Court Ruling and Impact
On Tuesday, the court overturned a lower court’s decision that had been in Apple’s favour. The lower court had claimed the EU regulators made mistakes in their evaluation. This ruling is a victory for the EU’s antitrust chief, Margrethe Vestager, who has been leading efforts to crack down on unfair tax deals.
Background
In 2016, Vestager accused Ireland of providing Apple with illegal tax benefits that allowed the company to pay much less tax than other businesses in the country. She ordered Ireland to recover the €13 billion from Apple. This amount has been held in an escrow account while awaiting the final court decision.
Reactions
Apple expressed disappointment with the ruling, noting that a lower court had previously ruled in its favour. The company’s CEO, Tim Cook, had previously criticized the EU’s actions, calling them politically motivated. The U.S. Treasury and former President Donald Trump also opposed the EU’s stance, arguing it could harm global tax reform efforts.
Broader Context
The case involved tax deals from 1991 and 2007, which allowed Apple to reduce its tax bill by assigning Irish profits to a “head office” that did not physically exist. The EU argued these deals were unfair and amounted to illegal state aid.

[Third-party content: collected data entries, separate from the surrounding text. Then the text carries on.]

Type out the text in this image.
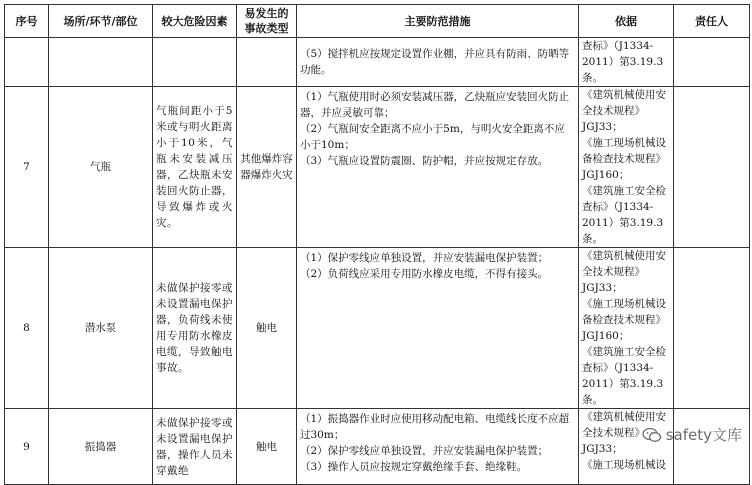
序号	场所/环节/部位	较大危险因素	易发生的事故类型	主要防范措施	依据	责任人
				（5）搅拌机应按规定设置作业棚，并应具有防雨、防晒等功能。	查标》（J1334-2011）第3.19.3条。	
7	气瓶	气瓶间距小于5米或与明火距离小于10米，气瓶未安装减压器，乙炔瓶未安装回火防止器，导致爆炸或火灾。	其他爆炸容器爆炸火灾	（1）气瓶使用时必须安装减压器，乙炔瓶应安装回火防止器，并应灵敏可靠；
（2）气瓶间安全距离不应小于5m，与明火安全距离不应小于10m；
（3）气瓶应设置防震圈、防护帽，并应按规定存放。	《建筑机械使用安全技术规程》JGJ33；
《施工现场机械设备检查技术规程》JGJ160；
《建筑施工安全检查标》（J1334-2011）第3.19.3条。	

8	潜水泵	未做保护接零或未设置漏电保护器，负荷线未使用专用防水橡皮电缆，导致触电事故。	触电	（1）保护零线应单独设置，并应安装漏电保护装置；
（2）负荷线应采用专用防水橡皮电缆，不得有接头。	《建筑机械使用安全技术规程》JGJ33；
《施工现场机械设备检查技术规程》JGJ160；
《建筑施工安全检查标》（J1334-2011）第3.19.3条。	

9	振捣器	未做保护接零或未设置漏电保护器，操作人员未穿戴绝	触电	（1）振捣器作业时应使用移动配电箱、电缆线长度不应超过30m；
（2）保护零线应单独设置，并应安装漏电保护装置；
（3）操作人员应按规定穿戴绝缘手套、绝缘鞋。	《建筑机械使用安全技术规程》JGJ33；
《施工现场机械设	
	safety文库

This decision is a significant moment in Vestager’s efforts to ensure fair tax practices, although she has faced setbacks in other cases. Apple’s move to Ireland was part of a strategy to benefit from the country’s low tax rates, which attracted many global companies. However, many tax loopholes have since been closed, and Ireland has agreed to a global minimum tax rate of 15% for multinational companies starting in 2021.